During my roughly 5 years of ancestry research, I found wondrous records that provided insight into my ancestors’ lives.  How many children did they have?  Where did they live?  What were their occupations?  I started looking at them as more than just names of deceased relatives.  I wondered what sort of experiences they had and how they compared to present day. Sure, the modern word has it’s own share of joys and sorrows but so did 1899.  How did my great-great-grandmother, Elizabeth Deen(e)y, manage to raise her children after her husband died so young?  Then her five-year-old daughter, Mary, dies only a month after her husband.  The pain, grief, determination that must have swirled within her.  And that doesn’t even scratch the surface of what I yearn to know about Elizabeth Burke Deen(e)y.

As I stood in the Great Hall at the Ellis Island museum I gazed in awe at the enormity of the situation.  What entangled web of emotions did the newcomers experience?  Standing amidst a plethora of strangers all with the same hopes of a new life must have been both terrifying and comforting.  “Will they let us all in?  What kind of questions will they ask?  Will I understand what they’re asking me?  Why are they separating members of the same family?”  My heart ached just thinking of the possible scenarios my ancestors, and yours, would’ve likely encountered upon arrival.  That’s not even taking into account the image of leaving home ingrained in your memory and the long passage it took to get them to America.

I have been unsuccessful in locating the Immigration records for my Irish ancestors.  From family stories, I believe Elizabeth Burke came over first and Thomas Deen(e)y followed her, an action that was apparently quite scandalous at the time.  However, I can’t find a marriage record in either Ireland or the State for Thomas and Elizabeth.  My search continues to learn more about their lives in Ireland and when they arrived stateside.  In the meantime, they are not the only immigrants in my family tree.

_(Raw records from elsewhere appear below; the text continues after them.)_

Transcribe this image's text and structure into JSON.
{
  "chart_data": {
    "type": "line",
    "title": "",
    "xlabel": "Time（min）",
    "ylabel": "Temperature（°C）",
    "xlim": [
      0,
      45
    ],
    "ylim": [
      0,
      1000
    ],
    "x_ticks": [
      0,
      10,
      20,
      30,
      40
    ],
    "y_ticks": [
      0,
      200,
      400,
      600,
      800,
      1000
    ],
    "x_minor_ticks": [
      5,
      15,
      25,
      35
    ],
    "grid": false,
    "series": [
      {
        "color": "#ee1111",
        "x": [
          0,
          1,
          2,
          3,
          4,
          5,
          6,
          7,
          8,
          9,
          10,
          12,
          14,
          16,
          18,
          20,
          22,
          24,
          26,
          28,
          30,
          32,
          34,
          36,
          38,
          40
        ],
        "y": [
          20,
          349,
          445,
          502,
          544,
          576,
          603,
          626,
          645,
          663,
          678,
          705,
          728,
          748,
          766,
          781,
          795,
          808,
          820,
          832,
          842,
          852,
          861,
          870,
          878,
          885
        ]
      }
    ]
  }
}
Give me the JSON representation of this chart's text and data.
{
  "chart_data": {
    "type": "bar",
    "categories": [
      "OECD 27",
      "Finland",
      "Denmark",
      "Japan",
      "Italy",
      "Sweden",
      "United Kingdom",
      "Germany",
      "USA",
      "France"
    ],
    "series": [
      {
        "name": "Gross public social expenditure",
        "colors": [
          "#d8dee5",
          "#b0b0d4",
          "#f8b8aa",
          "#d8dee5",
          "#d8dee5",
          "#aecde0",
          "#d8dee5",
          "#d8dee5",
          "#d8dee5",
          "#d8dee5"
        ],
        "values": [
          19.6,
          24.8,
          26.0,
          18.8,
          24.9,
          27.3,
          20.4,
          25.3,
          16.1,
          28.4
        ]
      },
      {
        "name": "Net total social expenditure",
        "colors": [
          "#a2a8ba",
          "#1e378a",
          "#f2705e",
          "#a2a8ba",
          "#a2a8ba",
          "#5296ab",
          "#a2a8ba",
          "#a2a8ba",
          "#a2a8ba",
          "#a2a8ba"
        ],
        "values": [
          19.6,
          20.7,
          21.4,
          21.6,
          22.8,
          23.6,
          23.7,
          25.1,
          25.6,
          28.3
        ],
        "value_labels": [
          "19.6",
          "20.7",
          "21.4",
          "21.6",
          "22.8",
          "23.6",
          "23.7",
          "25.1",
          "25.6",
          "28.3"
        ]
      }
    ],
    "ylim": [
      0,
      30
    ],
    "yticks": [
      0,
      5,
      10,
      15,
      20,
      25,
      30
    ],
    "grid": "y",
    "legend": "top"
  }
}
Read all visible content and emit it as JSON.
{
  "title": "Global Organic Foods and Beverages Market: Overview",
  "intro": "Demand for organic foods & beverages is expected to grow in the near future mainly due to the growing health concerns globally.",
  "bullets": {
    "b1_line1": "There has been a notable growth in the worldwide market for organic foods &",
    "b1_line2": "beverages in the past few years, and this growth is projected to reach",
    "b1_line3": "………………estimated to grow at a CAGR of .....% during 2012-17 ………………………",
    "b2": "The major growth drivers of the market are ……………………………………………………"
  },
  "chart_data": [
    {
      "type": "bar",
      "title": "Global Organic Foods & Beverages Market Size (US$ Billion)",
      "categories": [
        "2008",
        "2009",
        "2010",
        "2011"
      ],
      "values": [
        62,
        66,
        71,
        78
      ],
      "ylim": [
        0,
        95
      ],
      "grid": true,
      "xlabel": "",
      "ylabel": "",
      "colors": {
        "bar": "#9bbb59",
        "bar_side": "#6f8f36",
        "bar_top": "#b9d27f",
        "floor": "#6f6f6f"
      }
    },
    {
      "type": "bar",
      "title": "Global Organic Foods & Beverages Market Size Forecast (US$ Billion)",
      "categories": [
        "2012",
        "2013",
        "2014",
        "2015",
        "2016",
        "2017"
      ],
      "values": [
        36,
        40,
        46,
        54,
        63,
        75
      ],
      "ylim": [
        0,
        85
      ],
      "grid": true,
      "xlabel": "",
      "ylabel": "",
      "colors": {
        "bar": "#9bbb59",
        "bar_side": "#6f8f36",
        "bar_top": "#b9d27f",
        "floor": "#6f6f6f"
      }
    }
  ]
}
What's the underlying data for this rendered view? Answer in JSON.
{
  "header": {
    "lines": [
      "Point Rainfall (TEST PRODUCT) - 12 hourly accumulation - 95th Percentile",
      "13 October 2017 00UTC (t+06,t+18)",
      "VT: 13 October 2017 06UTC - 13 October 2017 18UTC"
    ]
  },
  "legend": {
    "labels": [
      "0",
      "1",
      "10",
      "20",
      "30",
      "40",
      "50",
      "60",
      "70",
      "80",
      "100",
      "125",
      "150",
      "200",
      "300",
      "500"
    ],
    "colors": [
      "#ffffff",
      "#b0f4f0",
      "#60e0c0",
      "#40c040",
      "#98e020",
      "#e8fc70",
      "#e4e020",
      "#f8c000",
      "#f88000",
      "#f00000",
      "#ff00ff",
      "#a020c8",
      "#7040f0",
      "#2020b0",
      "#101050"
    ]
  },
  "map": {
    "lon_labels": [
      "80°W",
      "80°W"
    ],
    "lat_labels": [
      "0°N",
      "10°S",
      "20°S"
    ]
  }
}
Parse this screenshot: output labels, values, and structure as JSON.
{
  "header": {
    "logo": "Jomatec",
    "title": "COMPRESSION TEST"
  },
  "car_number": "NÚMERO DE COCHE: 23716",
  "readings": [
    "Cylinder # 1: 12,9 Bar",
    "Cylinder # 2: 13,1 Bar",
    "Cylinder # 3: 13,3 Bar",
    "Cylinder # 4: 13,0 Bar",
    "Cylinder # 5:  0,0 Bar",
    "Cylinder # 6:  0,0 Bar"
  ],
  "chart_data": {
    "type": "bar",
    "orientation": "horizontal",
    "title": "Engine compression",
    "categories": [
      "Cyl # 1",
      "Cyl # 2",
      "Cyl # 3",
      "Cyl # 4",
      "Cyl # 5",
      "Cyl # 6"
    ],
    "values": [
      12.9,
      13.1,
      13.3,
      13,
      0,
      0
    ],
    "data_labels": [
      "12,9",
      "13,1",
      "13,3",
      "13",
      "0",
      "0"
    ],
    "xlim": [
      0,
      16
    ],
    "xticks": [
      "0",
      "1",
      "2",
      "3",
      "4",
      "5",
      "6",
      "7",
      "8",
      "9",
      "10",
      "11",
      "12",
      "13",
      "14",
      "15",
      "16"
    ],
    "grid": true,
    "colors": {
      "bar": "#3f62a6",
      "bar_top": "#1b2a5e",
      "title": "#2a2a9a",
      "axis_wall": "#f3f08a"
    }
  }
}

The majority of ancestors on my maternal branch emigrated from Europe, Eastern Europe to be more specific.  Some came from Germany but another lineage called Austria/Hungary/Czechoslovakia home. Helen (Helena/Ella/Ellie) was born in Sasova, Czechoslovakia in 1858.  She married and had  her first child by age twenty, remarried my great-great grandfather in 1882, and immigrated to the States around 1890 with her husband and daughter from 2nd marriage. According to the 1900 census, Ellie had 10 children but only 6 were living, five of those 6 were living with her.  While I do not have records proving or disproving that Ellie came through Ellis Island, my thinking is that regardless or where she arrived, the trepidation and motivation would have been quite similar.

My suspicion is that this was taken in her Eastern European homeland.

My suspicion is that this was taken in her Eastern European homeland.

Elizabeth and Thomas settled in Philadelphia while Ellie and John made Luzerne County, PA their new residence.  The struggles they encountered in the states (i.e. discrimination) I can only speculate about.  Despite any hurdles in the new country, were they glad they made the brave choices they did?  And, did they ever look across the Atlantic towards the land they once called home?

In contemplating the life-changing choices my immigrant ancestors made, I wonder about my own.  Would I have had the courage at such a young age to pick up and move away from a place I considered to be home?  Even if poverty, political oppression, or starvation plagued the region, would I have been brave enough to seek out a better life for myself and my loved ones?  And, if they can do it then why do so many people today agonize over moving from one state to the next given the ease of transportation and online career networking available?  I’m not claiming it would be easy in today’s time, but by standing in the Great Hall I gained some much-needed perspective.